Nation-States: To Transcend or Evolve?

“In our finest hours, though, the soul of the country manifests itself in an inclination to open our arms rather than to clench our fists…”

― Jon Meacham

There are several visionary ideas circulating today that present alternatives to the nation-state model.

From bioregions to city states to transnational unions such as to the EU to digitally connected network state, these models see the current nation-state model as an outcome of capitalistically driven, nature-disconnected humans, with nation-states now being past their use by date and no longer fit for purpose.

And they’ve got good reason to believe this.

Our world is beset with seemingly intractable problems on local, national, and international scales – from the ecological crisis to the pandemic to trade wars and international conflicts – that our nation-states, at least until now, seem unable to provide lasting solutions for.

These alternative approaches suggest that many of the major issues of our time could be more easily addressed by changing the model to, for example, one of the above named alternatives.

As much as each of these alternative approaches, and many others, have important strengths, they also have their own significant issues.

Bioregions reconnect humans with respect for the wider ecosystems we are a part of but don’t consider the vast history of particular groups and cultures being united across them and the impact switching to bioregions would have on those communities.

The city states’ solution is to simply individuate from the struggles of the nation they exist within but remains agnostic on how to navigate the same international challenges of humanity’s global interconnectivity that nation-states face.

Transnational unions such as the EU have the potential to unite people on wider and wider scales, but unless that process occurs on the foundation of each community and nation’s coherent sense of self, what occurs is a fusion that results in the loss of cultural diversity and identity with consequent negative effects on society.

Network states provide the opportunity for values-aligned individuals to escape the conventional world to congregate across geographical distances and form new groups and cultures. But it fails to provide real solutions to the major issues of our world that nation-states are grappling with, and despite their promise to bring real change, they inherently require the blessing of nation-states to even exist.

What I want to offer here is the position that rather than attempting to transcend nation-states, a more effective approach is for us to evolve them.

More specifically: to call in their soul.

In Singularity, we perceive each nation as a collective being, on its own journey of evolution, through which the One Life of the Earth is seeking to express a unique gift in contribution to the whole.

We agree with such great leaders and thinkers as Plato, Nelson Mandela, Mahatma Gandhi, Sri Aurobindo, Rudolf Steiner, Fyodor Dostoevsky, and Vaclav Havel that at the root, every nation has a unique soul expression that wants to be expressed in service.

And we’d add that as a counterpoint to this, every nation also has its own ego structure, complete with patterns, habits, shadows and traumas. 

Starting to look at the field of international relations through this lens is powerfully illuminating.

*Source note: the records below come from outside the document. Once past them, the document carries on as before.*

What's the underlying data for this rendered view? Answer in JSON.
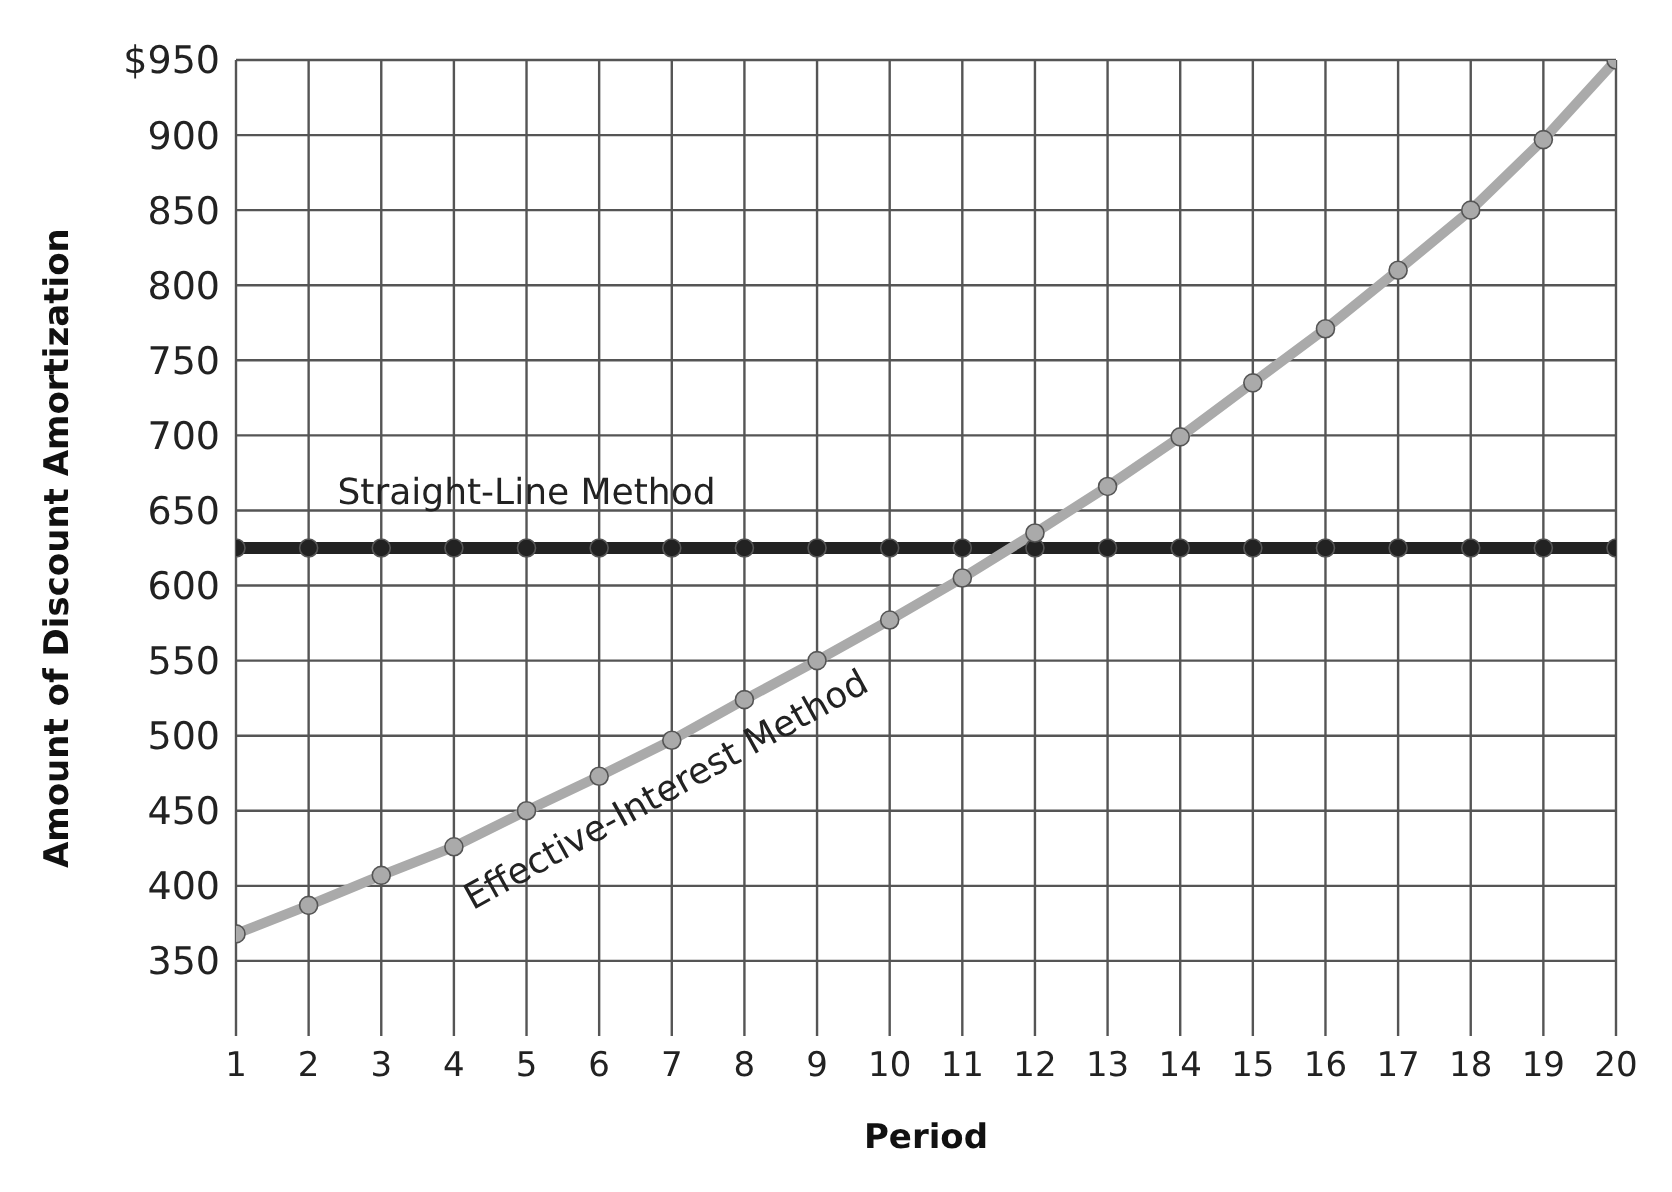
{
  "chart_data": {
    "type": "line",
    "xlabel": "Period",
    "ylabel": "Amount of Discount Amortization",
    "x": [
      1,
      2,
      3,
      4,
      5,
      6,
      7,
      8,
      9,
      10,
      11,
      12,
      13,
      14,
      15,
      16,
      17,
      18,
      19,
      20
    ],
    "series": [
      {
        "name": "Straight-Line Method",
        "color": "#222222",
        "values": [
          625,
          625,
          625,
          625,
          625,
          625,
          625,
          625,
          625,
          625,
          625,
          625,
          625,
          625,
          625,
          625,
          625,
          625,
          625,
          625
        ]
      },
      {
        "name": "Effective-Interest Method",
        "color": "#aaaaaa",
        "values": [
          368,
          387,
          407,
          426,
          450,
          473,
          497,
          524,
          550,
          577,
          605,
          635,
          666,
          699,
          735,
          771,
          810,
          850,
          897,
          950
        ]
      }
    ],
    "xlim": [
      1,
      20
    ],
    "xticks": [
      1,
      2,
      3,
      4,
      5,
      6,
      7,
      8,
      9,
      10,
      11,
      12,
      13,
      14,
      15,
      16,
      17,
      18,
      19,
      20
    ],
    "ylim": [
      300,
      950
    ],
    "yticks": [
      350,
      400,
      450,
      500,
      550,
      600,
      650,
      700,
      750,
      800,
      850,
      900,
      {
        "value": 950,
        "label": "$950"
      }
    ],
    "grid": true,
    "legend": false,
    "marker": "circle",
    "line_style": "solid"
  }
}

Try it out if you haven’t already.

Our sense is that the major issues of our world are expressions of the patterns, historical habits, shadows, and traumas of our different nations playing out on the global stage, and that switching to an alternative model while not addressing the need for their collective evolution is not going to resolve the issues at hand.

Rather, we believe that what is needed is for wider and wider groups of people in our various nations to start to attune to what unique service and contribution wants to come through their nation as an expression of the One Life of the Earth as a whole.

By doing so, the way our different nations are showing up on the global stage can evolve, from preoccupation with their own self-interests to service and contribution as an expression of the Whole.

This the basis upon which our different nations can take their place as units of global governance sourced in the One Life of the Earth as a whole.

This is why in Singularity part of our work is building cells in different nations of people attuning to the contribution their nation can make in this context.